Carol Troupe, co-editor (with Anthony Reddie) of Deconstructing Whiteness, Empire and Mission, considers why the church needs to talk about whiteness.
In the Autumn of 2020, I was appointed to do some research on the London Missionary Society mission magazine archives at SOAS, University of London. Reading through and reflecting on material that spoke about the people from whom I am descended in the Caribbean, as well as other communities across the world where the LMS mission project took hold, provided a kind of response to the question posed above. Never, as I read, did I feel as if anyone writing there had ever asked themselves questions about the appropriateness of their presence in those places, ever doubted the value or correctness of what they were doing and saying, or that they saw those they spoke and wrote about and engaged with as peers and equals (despite claims of brotherhood) rather than as receptacles for whatever they were there to offer.

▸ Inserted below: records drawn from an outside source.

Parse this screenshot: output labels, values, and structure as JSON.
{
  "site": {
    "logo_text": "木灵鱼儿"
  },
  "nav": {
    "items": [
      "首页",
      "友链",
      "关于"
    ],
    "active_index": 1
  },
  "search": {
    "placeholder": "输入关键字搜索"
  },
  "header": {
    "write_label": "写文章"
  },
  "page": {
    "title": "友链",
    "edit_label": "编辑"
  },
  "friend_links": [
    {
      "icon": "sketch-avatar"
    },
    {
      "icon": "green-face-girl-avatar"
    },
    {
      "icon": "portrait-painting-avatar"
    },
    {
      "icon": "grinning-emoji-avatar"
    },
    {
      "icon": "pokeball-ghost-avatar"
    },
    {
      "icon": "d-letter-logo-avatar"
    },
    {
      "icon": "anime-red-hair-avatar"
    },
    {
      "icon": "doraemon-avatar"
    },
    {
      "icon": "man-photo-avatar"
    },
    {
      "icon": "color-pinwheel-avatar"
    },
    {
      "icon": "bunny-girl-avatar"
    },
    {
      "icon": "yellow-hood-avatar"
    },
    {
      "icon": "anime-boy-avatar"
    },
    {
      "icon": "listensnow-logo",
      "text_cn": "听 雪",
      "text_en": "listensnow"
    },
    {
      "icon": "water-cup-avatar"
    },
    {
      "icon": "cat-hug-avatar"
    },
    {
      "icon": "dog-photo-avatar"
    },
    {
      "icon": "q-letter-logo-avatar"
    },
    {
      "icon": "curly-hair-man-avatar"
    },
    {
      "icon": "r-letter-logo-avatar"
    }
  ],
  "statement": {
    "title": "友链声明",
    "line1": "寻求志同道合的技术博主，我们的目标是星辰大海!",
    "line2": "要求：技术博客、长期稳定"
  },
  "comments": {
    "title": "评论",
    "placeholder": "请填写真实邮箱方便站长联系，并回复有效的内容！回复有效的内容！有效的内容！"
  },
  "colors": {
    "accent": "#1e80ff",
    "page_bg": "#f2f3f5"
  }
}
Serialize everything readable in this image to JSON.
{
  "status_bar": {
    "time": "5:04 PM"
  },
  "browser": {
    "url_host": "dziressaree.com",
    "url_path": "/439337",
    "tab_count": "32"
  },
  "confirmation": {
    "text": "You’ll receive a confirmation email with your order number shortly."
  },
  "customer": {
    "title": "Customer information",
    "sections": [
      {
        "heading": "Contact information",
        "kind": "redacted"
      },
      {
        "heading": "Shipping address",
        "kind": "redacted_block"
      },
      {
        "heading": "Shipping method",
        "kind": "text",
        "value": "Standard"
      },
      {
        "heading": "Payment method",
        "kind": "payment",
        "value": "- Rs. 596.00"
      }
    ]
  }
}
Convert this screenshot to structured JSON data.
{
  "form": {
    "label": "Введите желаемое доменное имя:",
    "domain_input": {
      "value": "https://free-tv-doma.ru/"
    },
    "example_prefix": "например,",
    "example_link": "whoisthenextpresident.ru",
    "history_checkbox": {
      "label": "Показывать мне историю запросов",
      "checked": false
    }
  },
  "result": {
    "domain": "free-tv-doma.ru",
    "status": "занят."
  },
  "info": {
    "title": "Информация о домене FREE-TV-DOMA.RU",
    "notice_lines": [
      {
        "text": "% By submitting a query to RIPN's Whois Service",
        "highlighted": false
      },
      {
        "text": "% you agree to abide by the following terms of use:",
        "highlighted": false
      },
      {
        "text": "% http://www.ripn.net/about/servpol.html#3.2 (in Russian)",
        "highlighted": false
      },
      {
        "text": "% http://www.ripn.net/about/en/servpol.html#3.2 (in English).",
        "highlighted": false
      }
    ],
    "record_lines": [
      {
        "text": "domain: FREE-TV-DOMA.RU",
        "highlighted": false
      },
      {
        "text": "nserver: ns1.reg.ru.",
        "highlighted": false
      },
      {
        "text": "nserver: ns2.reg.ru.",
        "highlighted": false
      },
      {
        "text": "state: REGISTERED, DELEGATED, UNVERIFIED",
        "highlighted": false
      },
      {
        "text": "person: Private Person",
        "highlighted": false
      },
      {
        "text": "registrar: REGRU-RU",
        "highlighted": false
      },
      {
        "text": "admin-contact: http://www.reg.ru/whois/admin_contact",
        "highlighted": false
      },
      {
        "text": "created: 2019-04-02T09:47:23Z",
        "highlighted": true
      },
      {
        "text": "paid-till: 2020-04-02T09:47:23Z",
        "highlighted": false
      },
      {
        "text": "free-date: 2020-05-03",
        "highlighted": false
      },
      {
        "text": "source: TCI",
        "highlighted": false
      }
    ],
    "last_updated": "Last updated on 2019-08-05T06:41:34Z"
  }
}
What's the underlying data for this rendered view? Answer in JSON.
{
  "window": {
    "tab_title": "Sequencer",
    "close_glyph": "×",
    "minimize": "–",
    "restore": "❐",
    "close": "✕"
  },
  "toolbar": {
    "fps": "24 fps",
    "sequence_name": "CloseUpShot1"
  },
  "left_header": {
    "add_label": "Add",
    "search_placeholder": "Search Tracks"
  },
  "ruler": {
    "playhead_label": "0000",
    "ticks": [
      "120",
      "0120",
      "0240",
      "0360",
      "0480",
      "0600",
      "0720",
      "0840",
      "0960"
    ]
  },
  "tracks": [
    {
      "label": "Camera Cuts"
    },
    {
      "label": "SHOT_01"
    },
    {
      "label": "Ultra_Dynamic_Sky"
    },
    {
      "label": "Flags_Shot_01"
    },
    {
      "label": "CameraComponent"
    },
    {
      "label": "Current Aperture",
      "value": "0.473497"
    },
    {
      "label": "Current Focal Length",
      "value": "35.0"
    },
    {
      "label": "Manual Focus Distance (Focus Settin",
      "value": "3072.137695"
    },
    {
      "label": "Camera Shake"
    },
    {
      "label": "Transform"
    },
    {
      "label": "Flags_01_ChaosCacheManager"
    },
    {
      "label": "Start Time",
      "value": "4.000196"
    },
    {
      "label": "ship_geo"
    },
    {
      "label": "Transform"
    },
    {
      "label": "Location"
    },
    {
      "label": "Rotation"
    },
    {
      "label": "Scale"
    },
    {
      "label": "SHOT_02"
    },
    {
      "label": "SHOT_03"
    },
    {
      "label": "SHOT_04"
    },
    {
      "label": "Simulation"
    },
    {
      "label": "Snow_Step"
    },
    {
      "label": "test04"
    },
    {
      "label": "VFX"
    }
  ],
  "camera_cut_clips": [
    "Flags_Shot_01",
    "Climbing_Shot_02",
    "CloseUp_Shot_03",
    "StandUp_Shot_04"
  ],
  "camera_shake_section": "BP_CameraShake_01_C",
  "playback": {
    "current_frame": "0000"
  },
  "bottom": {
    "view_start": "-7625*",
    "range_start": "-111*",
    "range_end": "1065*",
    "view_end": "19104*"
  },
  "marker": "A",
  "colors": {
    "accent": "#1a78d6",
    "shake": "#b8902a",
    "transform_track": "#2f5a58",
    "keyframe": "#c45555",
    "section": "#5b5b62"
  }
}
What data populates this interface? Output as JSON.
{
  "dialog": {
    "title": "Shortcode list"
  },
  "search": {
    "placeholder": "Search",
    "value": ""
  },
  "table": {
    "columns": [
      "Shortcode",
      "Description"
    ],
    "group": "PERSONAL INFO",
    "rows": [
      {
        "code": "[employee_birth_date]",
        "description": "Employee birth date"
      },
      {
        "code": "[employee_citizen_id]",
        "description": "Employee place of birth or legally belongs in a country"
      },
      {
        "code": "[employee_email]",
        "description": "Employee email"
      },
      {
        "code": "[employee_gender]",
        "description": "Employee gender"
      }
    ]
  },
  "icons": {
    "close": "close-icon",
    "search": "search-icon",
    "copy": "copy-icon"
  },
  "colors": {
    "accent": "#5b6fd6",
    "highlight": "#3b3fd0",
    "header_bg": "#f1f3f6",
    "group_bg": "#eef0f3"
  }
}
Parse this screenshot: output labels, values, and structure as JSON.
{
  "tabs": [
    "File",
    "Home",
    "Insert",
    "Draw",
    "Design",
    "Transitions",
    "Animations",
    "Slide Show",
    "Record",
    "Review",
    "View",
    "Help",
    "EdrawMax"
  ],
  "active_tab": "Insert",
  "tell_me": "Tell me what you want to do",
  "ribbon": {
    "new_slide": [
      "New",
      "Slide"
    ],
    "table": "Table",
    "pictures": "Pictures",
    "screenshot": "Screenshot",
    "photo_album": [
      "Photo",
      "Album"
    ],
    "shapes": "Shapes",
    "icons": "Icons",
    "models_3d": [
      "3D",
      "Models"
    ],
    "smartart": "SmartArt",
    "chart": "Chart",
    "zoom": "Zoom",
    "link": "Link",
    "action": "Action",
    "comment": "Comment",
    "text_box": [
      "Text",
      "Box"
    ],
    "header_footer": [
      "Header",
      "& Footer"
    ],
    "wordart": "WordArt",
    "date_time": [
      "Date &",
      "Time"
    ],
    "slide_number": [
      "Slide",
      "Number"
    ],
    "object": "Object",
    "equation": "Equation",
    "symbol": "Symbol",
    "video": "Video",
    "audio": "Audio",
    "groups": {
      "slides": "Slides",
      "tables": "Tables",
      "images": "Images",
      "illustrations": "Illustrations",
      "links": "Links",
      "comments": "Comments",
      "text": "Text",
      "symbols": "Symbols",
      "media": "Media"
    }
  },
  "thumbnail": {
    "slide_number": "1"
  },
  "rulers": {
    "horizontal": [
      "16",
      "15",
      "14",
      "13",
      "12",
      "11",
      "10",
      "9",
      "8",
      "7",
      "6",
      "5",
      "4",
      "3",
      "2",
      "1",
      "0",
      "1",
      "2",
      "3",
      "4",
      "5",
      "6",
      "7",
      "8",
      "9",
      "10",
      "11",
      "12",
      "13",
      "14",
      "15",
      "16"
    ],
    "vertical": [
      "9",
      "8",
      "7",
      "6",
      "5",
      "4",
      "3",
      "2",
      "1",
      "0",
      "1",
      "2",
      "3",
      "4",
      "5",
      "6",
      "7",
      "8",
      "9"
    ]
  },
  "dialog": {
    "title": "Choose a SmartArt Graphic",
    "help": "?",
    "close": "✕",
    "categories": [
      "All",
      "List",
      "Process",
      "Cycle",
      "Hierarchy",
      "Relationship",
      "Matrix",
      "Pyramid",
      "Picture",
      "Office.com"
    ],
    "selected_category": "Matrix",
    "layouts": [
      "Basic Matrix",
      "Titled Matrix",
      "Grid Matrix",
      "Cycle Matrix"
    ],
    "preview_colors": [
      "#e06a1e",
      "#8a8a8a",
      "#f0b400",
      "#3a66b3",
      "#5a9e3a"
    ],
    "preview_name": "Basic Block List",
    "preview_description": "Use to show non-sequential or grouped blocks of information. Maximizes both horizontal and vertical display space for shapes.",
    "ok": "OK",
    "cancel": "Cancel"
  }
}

In these pages, black life was perceived, critiqued and presented through the mission lens as deficient, deviant and in need of correction, until of course it was transformed by the ‘word of God’ (or the missionary’s interpretation of it) into what that mission lens deemed acceptable, which usually turned out to be some version of ‘become more like us’.
This attitude cannot be dismissed as something confined to history. None of what I was reading was unfamiliar to me. I had grown up aware of the many ways in which not being white as I went about living my life could play out. It was never just about the possibility of being called ugly names, or told to go back to where I came from. It was also about being measured against whiteness as the ‘norm’ and the expectations and assumptions about me and my actions that might come with that.
As someone who grew up attending church, I observed how that can be a place where issues of ‘race’, class, and power bubble under the surface of many interactions and where much is unspoken. Even where issues of ‘race’ are addressed, they seem to often be reduced to some kind of kum ba yah ‘let’s just get along because we are all the same and God loves us’ rather than honestly interrogating issues of power and who holds it, why things are always done the way they are, whose knowledge, skills or opinions are valued, who is trusted with particular roles or positions, even what theological ideas and biblical interpretations are passed on and perpetuated without question.
When we talk about being ‘the same’ in an attempt to engender unity, we are actually implying that there is actually something intrinsically wrong with ‘difference’, attempting to suppress and erase it rather than encouraging open and honest community. Issues of power are not addressed, silence is taken as acceptance and agreement rather than a symptom of the fact that, despite what is claimed, church is not necessarily a safe and equitable space for everyone.
So, why Whiteness? I suppose, in this particular instance, I would say it is about critical self-reflection and self-interrogation for those who are white, and a revisiting of history through a critical lens for those of global majority heritage, as well as a recognition and questioning of, and honest discussion about the ways in which whiteness has power that isn’t always seen or spoken. I should say at this point, that our interest lies not simply in a diversity and inclusion that is at risk of perpetuating the status quo, but rather one that is committed to issues of social justice, where underlying structures of power that perpetuate the empire mentality and oppress, dismiss, undermine and exclude already marginalized people have to be unearthed, challenged and dismantled.
Having read all the chapters and spoken to some of the authors from Deconstructing Whiteness, it seems to be that even some of those who were well aware of issues of racism and exclusion happening ‘out there’ had a lack of awareness of their own participation and presence in it afforded by the fact of their whiteness Some experienced what could be called a more recent process of conscientization, whether it was, for example, realising that issues of ‘race’, diversity and inclusion were not specialist areas only for ‘contextual’ and liberationist theologians to consider, but were also pertinent to theological exploration that has always assumed a neutral or universal status, or becoming aware that the proportionately low numbers of black students in theology departments was not simply down to a lack of interest in the subject, but were connected to structures and systems that were in place and never questioned. For others the process of conscientization has been occurring over several years but still benefited from critical reflection, for example, on the ways in which they have actually approached and written about ‘race’ and inclusion in the past, or on their own role within situations of hurt and exclusion – acknowledging that even as well-meaning white people they needed to step aside and could not consider themselves or act as ‘neutral’ facilitators of what needed to be black safe spaces, where the previously silenced could have the opportunity to speak truthfully or empower themselves.
Deconstructing Whiteness, Empire and Mission has contributions from ministers, theologians, professional academics, working scholars, and missiologists all looking at issues of ‘race’, power, empire, mission and history from their various perspectives. Approaches are varied and range from analytical research through exploration of mission history on to more personal or practice reflection-based pieces. Rather than being prescriptive, I would say we are trying to challenge, but also to encourage readers to recognise some of the issues, to be open to hear and to understand, to reflect on their own experience, thought and practice, and ultimately to act in order to bring about more just systems and environments within the church, the theological academy and society as a whole.
Carol Troupe is a Research Assistant at The Queen's Foundation, Birmingham.